I only remember my puzzled look when she filled the coffee into a small, transparent plastic bag full of ice cubes and then poured thick cream on top. “STOP!” I instinctively wanted to scream, but a foreign force kept me from doing so. Ten seconds later I stood there with something in my hand I had not seen before. This plastic bag full of ice cubes and coffee and cream within a paper bag within another plastic bag, a straw stuck into the first one.
Still a bit puzzled I was keen to give it a go. What followed is unforgotten. What followed was plain love; plain love for the syrupy, sweet, cold, beautiful liquid running down my throat. My taste buds could not believe what they were given to process and my mind could not believe what I was ingesting. From that very moment I knew that there would not be a single day for me in Laos without this incredible coffee. And there wasn’t.
I cannot tell what makes this coffee so special. The fact that I have a very sweet tooth might be a reason, but the others in our team also got hooked and went for their daily fix in the afternoon, for invigoration in the afternoon heat. This is how “Lao coffee” is made so you get an idea of how sweet it really is.
They fill half a glass (or half a tin can) with sweetened condensed milk. This is topped with a table spoon of coffee creamer (white powder), with a pinch of salt (oh yes!) and usually with an extra table spoon or two of sugar (!!!). The coffee is already brewed and is sitting on a stove over an open fire. For this, a big table spoon of coarse ground Lao coffee was filled into a cloth filter and blanched and then percolated with boiling water. Now this dark and oily coffee is poured into the glass with the other ingredients and stirred.
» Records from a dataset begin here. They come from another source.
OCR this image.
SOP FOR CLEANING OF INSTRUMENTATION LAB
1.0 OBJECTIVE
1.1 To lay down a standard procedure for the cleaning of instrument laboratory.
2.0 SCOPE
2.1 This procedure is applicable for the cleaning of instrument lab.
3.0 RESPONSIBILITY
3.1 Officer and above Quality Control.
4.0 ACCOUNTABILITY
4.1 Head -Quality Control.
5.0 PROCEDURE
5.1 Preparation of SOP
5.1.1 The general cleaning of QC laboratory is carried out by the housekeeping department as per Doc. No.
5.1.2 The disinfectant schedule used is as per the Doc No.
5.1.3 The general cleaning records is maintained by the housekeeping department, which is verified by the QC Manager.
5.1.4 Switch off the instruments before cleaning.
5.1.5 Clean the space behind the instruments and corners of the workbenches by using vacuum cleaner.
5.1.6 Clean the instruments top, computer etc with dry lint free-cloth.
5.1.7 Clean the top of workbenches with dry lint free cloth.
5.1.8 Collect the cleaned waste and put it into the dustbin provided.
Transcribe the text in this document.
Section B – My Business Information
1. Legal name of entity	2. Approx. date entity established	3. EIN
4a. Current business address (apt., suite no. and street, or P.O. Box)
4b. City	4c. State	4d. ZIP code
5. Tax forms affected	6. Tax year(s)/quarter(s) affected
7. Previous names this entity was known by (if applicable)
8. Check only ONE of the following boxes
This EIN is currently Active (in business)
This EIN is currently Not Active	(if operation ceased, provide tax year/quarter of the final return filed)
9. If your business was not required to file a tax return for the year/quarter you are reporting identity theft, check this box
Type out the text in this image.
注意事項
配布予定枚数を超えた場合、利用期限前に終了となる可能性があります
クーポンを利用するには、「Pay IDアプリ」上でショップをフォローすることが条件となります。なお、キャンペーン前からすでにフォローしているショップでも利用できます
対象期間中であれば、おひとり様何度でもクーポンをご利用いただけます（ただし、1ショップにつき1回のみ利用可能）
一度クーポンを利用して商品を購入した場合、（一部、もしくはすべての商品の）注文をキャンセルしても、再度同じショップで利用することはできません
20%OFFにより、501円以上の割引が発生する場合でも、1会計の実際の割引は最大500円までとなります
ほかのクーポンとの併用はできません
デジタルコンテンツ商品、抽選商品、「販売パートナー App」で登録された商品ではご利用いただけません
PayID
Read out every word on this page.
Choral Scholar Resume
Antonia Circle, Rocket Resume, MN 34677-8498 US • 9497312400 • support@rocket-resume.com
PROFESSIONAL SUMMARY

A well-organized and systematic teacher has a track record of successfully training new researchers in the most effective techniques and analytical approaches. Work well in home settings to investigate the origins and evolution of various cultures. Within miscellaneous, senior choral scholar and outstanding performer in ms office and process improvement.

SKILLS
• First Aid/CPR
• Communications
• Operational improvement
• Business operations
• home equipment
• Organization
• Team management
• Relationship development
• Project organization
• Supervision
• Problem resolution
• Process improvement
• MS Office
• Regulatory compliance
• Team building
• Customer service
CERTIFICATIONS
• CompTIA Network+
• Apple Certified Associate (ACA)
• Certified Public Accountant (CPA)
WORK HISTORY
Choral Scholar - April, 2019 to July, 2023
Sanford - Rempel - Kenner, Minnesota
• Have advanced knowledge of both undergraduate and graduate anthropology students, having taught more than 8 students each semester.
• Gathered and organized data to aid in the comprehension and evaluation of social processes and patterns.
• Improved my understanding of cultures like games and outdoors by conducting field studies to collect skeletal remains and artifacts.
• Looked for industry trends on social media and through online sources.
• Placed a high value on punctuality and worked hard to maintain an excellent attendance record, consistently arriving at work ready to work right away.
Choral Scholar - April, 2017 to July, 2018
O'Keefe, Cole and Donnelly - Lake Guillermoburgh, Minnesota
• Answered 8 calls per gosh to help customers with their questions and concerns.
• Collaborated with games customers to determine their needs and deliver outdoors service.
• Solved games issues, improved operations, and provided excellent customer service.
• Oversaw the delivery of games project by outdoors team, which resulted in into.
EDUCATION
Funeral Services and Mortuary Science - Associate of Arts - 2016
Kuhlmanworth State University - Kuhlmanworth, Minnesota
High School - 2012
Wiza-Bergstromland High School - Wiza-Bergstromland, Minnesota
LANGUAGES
Then, a small plastic bag is filled with ice cubes. Half a tin can of evaporated milk (almost 200 ml) is added and then the coffee mixture. The plastic bag is tied up with an elastic band and placed in a paper bag which again is put into another plastic bag. Finally, you stab a straw into the bag with the coffee and take your first sip. Deeeeeelicious! Do not miss out on this! Check out for shacks which pile up tin cans like this. Alternatively, ask for ice coffee in a southeast Asian restaurant (much more expensive and by far not such a nice experience). You might get lucky and fall in love.